Its great to see you making progress :::)

Darkstrider said...

Thanks Jeff! Yeah, all it took was making my animation table at long last (which required the total basmeent makeover first), and now I can get rolling.

I'll be making both shelves for bottles (lots of bottles) and an opposing wall with a window and door in it. That might complicate things even farther in a way though, because in any shot where you can see the far wall reflected in the mirror I'll need to drop the camera in from above.

Again, I'll be trying some test shots, but the mirror might need to go.

Sven Bonnichsen said...

I've got a half-baked idea forming, about how you could disguise the camera by building a set wall around it... The lens is supposed to be a round mirror or something on the wall... So when you see it reflected in the mirror behind the counter, you don't realize what it is that you're actually seeing.
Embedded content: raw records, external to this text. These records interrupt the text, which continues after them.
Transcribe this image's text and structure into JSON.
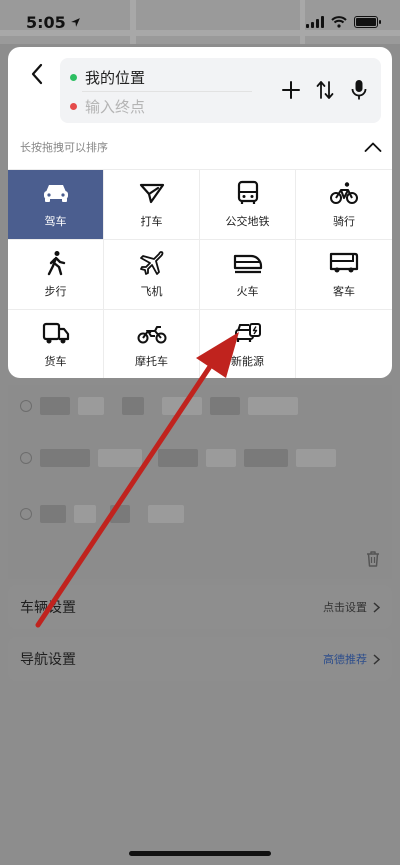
{
  "status": {
    "time": "5:05"
  },
  "route": {
    "start_label": "我的位置",
    "end_placeholder": "输入终点"
  },
  "hint": "长按拖拽可以排序",
  "modes": [
    {
      "label": "驾车",
      "icon": "car-icon",
      "active": true
    },
    {
      "label": "打车",
      "icon": "taxi-icon",
      "active": false
    },
    {
      "label": "公交地铁",
      "icon": "bus-icon",
      "active": false
    },
    {
      "label": "骑行",
      "icon": "bicycle-icon",
      "active": false
    },
    {
      "label": "步行",
      "icon": "walking-icon",
      "active": false
    },
    {
      "label": "飞机",
      "icon": "airplane-icon",
      "active": false
    },
    {
      "label": "火车",
      "icon": "train-icon",
      "active": false
    },
    {
      "label": "客车",
      "icon": "coach-icon",
      "active": false
    },
    {
      "label": "货车",
      "icon": "truck-icon",
      "active": false
    },
    {
      "label": "摩托车",
      "icon": "motorcycle-icon",
      "active": false
    },
    {
      "label": "新能源",
      "icon": "ev-car-icon",
      "active": false
    }
  ],
  "settings": {
    "vehicle": {
      "title": "车辆设置",
      "action": "点击设置"
    },
    "navigation": {
      "title": "导航设置",
      "tag": "高德推荐"
    }
  },
  "colors": {
    "accent": "#4b5e8f",
    "arrow": "#c0231e",
    "start_dot": "#2dbf62",
    "end_dot": "#e54b4b"
  }
}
Ehn. Probably too much work, and it would get in the way when you're trying to animate... But the idea of having the camera's lens poking through a hole in a flat piece of cardboard seemed unusual enough that it might be worth sharing.

Darkstrider said...

It's a very good idea actually. I did cogitate on it, but you've just made me think of the next level... multiple camera blinds! Three or four built-in areas where the camera can poke through unseen. Then there are a few positions where it will be hidden by the angle. Maybe I could also incorporate Jeffrey's breakaway wall sections idea. It would be nice to have the camera able to go right through a wall..... cause I think "dropping it in from above" would really cramp my animatin' style! Let's see.... 8 puppets, a camera the size of a small coffee can, plus my two hands, all crammed into that little space..... Doh!!!
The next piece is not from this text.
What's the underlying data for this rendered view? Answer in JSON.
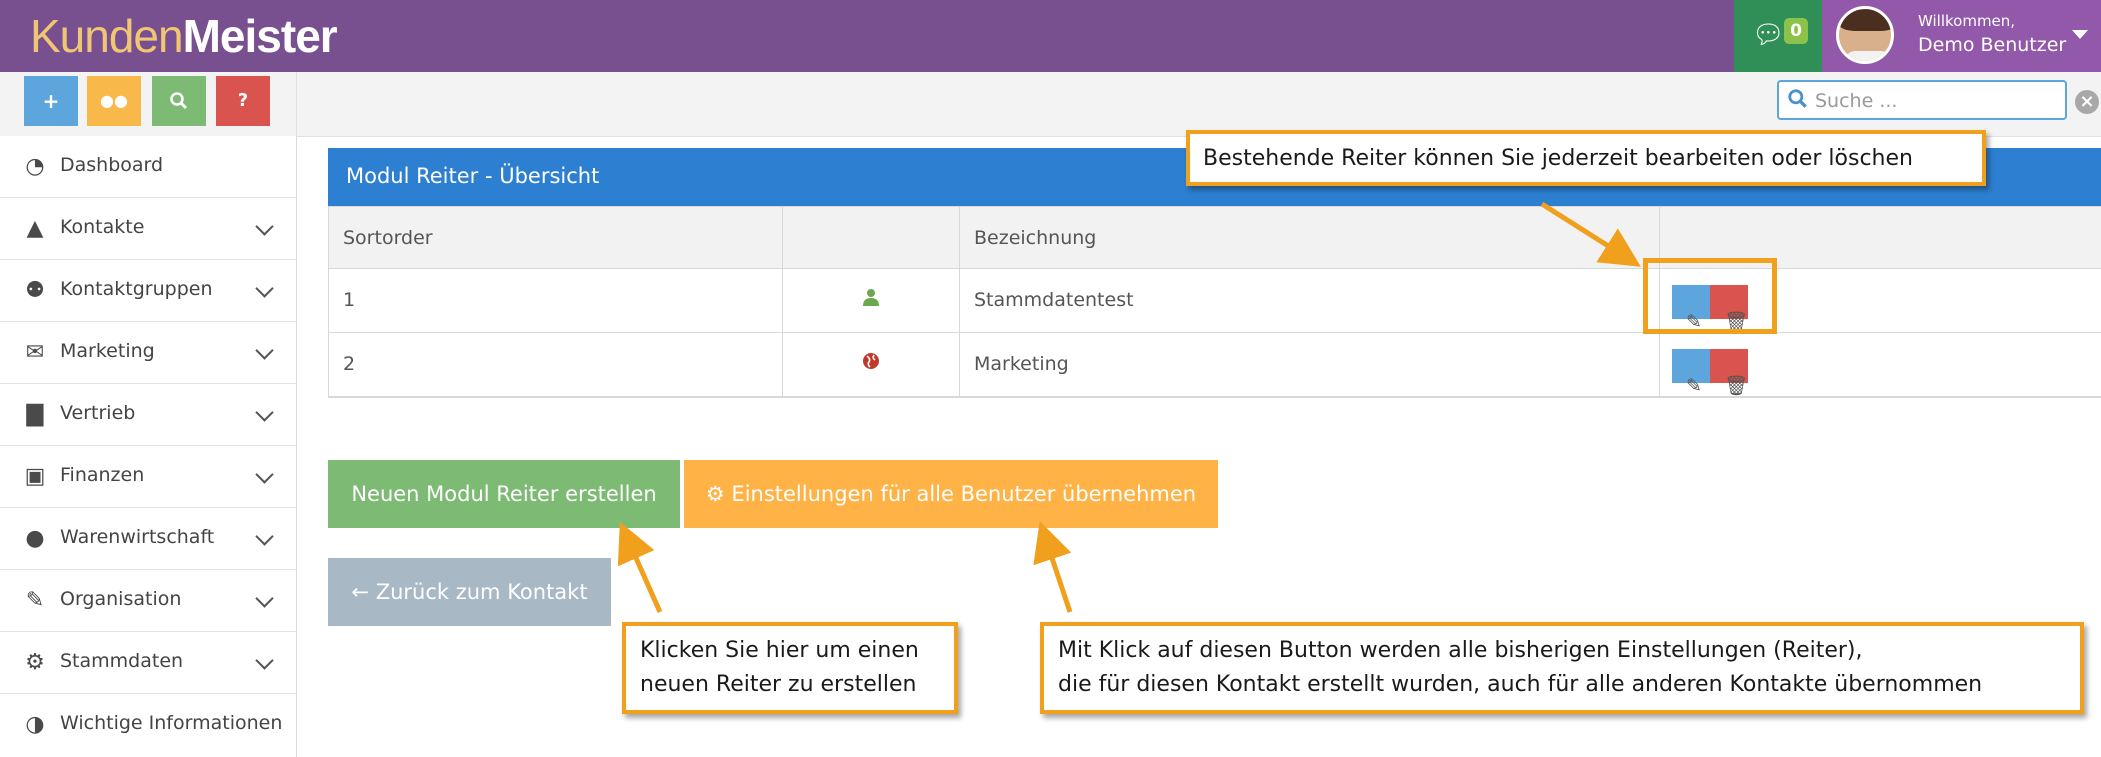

The mirror might have to go!

Sven Bonnichsen said...

Another half-crazy option: get yourself a second mirror. If you point the camera at mirror #2, and angle mirror #2 at the set.... You get the drift. (If necessary, flip the pics horizontally in PhotoShop.)

Probably one more big headache -- but it could be useful in certain situations.

Darkstrider said...

Hah! Great minds and all....


The same thought occurred to me. Then I also thought of using a periscope.... I remember they used to make these cheap cardboard ones with two mirrors in them (and they make something similar for attaching to 35mm movie cameras, though I imagine it's a bit more expensive.... )

I did some testing with the good old telephoto zoom lens and it looks like I'll be able to get lots of good angles without the camera showing (as long as I stay in nice and tight on the Radke heads, which seems like a good idea anyway).

Shelley Noble said...

Wha? Blink. Yaaaaaaaayyyyyyyyyyyy!! Woo hoo!!! Mike is going Mike is going! And it's looking great!!! WOW!

Soooo happy! gogogo! I love this project, Mike. Radical Radke/Brentian Art.

Pram said...

That mirror might be a problem...

How about a piece of plexiglass with black paper or cloth behind it instead? This way, you've got some reflection, but it won't play as much havoc with your lighting.

I did that on the floor of a set once, to simulate water reflections. Actually, I discovered the idea when I was shooting a bunch of junk on a card table, and noticed the reflection of my puppet in the back of a CD-R. Home CD-R's are not mirrorlike; they're tinted, and I still have that picture, which wasn't hard to light because of the opacity of the reflecting material:

http://i44.photobucket.com/albums/f7/prammaven/mirror.jpg?t=1192735493

Shelley Noble said...

Oh, that IS good, Pram! Good thinking and discovering.

How bout that Mike, would a faux mirror be easier to work with?

Pram said...

Thanks, Shelley! It's all done with smoke(d) and (faux) mirrors. ;)

Pram said...

Well, Mike? Did ya try it?

Darkstrider said...

Well, I'm really not convinced it would solve any of the problems. All the reflections would still be there, just dimmer. Thanks for the suggestion though.

But as you might have guessed from my latest post, the mirror is gone. It would be hard to conceive of a surface that makes lighting and shooting more difficult than a large mirror!!!

Pram said...

You could angle the mirror itself down if you had to. Or put it on the ceiling...I've seen both designs in some bars I've been to.

I like how your set looks now, though. Excellent! Sorry if I'm bugging you, I always say the wrong thing.